TURKEY HITS BACK AT TRUMP
Turkey
on Monday vowed to keep up the fight against a US-backed Kurdish militia it
views as terrorists after Donald Trump warned of economic devastation if Ankara
attacks Kurdish forces as American troops withdraw.
Trump’s
threat came after Ankara repeatedly threatened a new cross-border operation
against the Kurdish People’s Protection Units (YPG), which have working closely
with the United States in the war on Islamic State extremists.
US
support to the YPG has been a major source of tension between the NATO allies.
Turkish
President Recep Tayyip Erdogan’s spokesman Ibrahim Kalin said there was “no
difference” between IS and the YPG.
“We
will continue to fight against them all,” he said.
Trump
on Sunday warned the US would “devastate Turkey economically if they hit
Kurds”.
“Mr
@realDonaldTrump Terrorists can’t be your partners & allies. Turkey expects
the US to honor our strategic partnership and doesn’t want it to be shadowed by
terrorist propaganda,” Kalin said in a tweet to the US president.
Kalin
said on Twitter that it was “a fatal mistake to equate Syrian Kurds with the
PKK”, saying that Turkey fought against terrorists not Syrian Kurds.
While
there have been tensions over American training of the YPG under the
Kurdish-led Syrian Democratic Forces (SDF) alliance, there appeared to be some
improvement on the issue after Trump said last month 2,000 American troops
would withdraw from Syria.
Ankara
welcomed the pullout decision after Erdogan told Trump in a phone call that
Turkey could finish off the last remnants of IS.
Renewed
tensions
Turkey
views the YPG as a “terrorist offshoot” of the outlawed Kurdistan Workers’
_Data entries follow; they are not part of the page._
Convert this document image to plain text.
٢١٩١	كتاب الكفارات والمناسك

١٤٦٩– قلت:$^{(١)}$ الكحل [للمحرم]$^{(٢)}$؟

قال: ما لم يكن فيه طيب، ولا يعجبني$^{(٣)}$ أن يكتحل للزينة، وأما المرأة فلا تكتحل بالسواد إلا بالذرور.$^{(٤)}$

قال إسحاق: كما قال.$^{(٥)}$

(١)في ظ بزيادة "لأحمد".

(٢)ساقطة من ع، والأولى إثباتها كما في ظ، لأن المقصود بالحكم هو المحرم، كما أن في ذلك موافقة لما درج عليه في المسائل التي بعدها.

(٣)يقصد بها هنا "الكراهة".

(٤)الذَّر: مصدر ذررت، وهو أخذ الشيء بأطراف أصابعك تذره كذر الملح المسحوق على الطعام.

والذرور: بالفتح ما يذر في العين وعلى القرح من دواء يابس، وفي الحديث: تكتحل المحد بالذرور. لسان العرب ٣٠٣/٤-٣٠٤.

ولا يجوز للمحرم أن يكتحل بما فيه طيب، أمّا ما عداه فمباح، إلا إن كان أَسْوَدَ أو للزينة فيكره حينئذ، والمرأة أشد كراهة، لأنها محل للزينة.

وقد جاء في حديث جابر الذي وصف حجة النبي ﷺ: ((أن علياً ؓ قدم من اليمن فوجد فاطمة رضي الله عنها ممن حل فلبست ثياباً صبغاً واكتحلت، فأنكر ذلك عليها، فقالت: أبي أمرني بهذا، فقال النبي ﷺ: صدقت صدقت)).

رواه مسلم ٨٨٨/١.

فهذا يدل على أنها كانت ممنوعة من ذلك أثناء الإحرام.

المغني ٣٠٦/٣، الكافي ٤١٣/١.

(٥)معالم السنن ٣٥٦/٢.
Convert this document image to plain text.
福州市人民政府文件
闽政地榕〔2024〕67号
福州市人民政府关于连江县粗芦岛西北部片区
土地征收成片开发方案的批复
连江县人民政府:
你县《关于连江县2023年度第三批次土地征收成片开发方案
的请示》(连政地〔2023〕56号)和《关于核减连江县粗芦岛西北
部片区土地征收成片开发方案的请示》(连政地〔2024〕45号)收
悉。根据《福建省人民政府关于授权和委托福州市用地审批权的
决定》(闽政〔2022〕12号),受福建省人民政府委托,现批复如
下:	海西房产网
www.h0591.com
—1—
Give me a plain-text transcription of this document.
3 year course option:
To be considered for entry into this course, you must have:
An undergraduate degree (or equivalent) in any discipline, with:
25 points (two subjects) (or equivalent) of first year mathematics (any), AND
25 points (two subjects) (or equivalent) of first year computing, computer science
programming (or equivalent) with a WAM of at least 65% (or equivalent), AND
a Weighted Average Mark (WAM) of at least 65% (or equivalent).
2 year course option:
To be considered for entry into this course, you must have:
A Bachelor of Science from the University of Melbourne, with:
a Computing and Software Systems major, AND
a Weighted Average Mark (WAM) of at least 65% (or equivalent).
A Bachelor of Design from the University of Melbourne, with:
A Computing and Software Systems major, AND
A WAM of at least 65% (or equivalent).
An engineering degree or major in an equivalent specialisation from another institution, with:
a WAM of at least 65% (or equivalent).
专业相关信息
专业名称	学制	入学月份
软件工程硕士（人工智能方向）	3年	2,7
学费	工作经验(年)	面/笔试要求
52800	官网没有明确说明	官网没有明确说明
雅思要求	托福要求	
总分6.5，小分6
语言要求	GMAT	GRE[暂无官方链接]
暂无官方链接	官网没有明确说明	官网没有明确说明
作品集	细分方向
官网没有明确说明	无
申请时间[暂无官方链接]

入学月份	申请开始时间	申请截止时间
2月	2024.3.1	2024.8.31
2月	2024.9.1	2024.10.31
Party (PKK), which has been waging an insurgency against the Turkish state
since 1984.
The
PKK is blacklisted as a terrorist organisation by Ankara, the United States and
the European Union.
Fahrettin
Altun, the communications director at the Turkish presidency, said Monday that
Turkey’s fight against terrorism would continue “with determination”, adding
that Turkey was “not an enemy of the Kurds”.
“Whether
the source of terrorism is ideological, religious or ethnic, it does not
matter. Terror is terror,” he said on Twitter.
There
has been growing friction between Turkey and the US over the fate of the YPG,
especially after US Secretary of State Mike Pompeo this month said Washington
would ensure Turkey would not “slaughter” Kurds.
And
before a visit to Ankara last week, White House National Security adviser John
Bolton said the US retreat was conditional on the safety of the Kurdish
fighters, provoking angry retorts from Turkish officials.
But
Pompeo on Saturday said he was “optimistic” a way could be found to protect
Syrian Kurds while allowing Turks to “defend their country from terrorists”.
The
threat of new sanctions hit the Turkish lira which weakened early Monday to
reach over 5.5 to the US dollar, a loss of over 1.1 percent in value on the
day.
Washington
previously hit Ankara with sanctions last August over the detention of an
American pastor in Turkey.
The
lira plunged to seven dollars at the height of tensions.
But
to Turkey’s relief, the US sanctions were later lifted after Pastor Andrew
Brunson was released by a Turkish court in October.
‘Radical
solution’ in Idlib
Turkey
previously launched military offensives in northern Syria in 2016 and 2018
respectively against IS and the YPG. In early 2018, Syrian rebels backed by
Turkish military forces captured the YPG’s northwestern enclave of Afrin.
Ankara,
which supports Syrian opposition fighters, is also involved in the last rebel
bastion of Idlib, where Turkey has agreed on a buffer zone deal with Damascus
ally Russia.
But
the deal has not stopped an assault by jihadists in Syria. Hayat Tahrir al-Sham
(HTS), an alliance led by jihadists from Al-Qaeda’s former Syrian affiliate,
last week extended its administrative control over the whole of the Idlib
region.
Syria’s
National Coalition, the leading opposition body, on Sunday called for a
“radical solution” to put “an end to its (HTS) presence in Idlib”.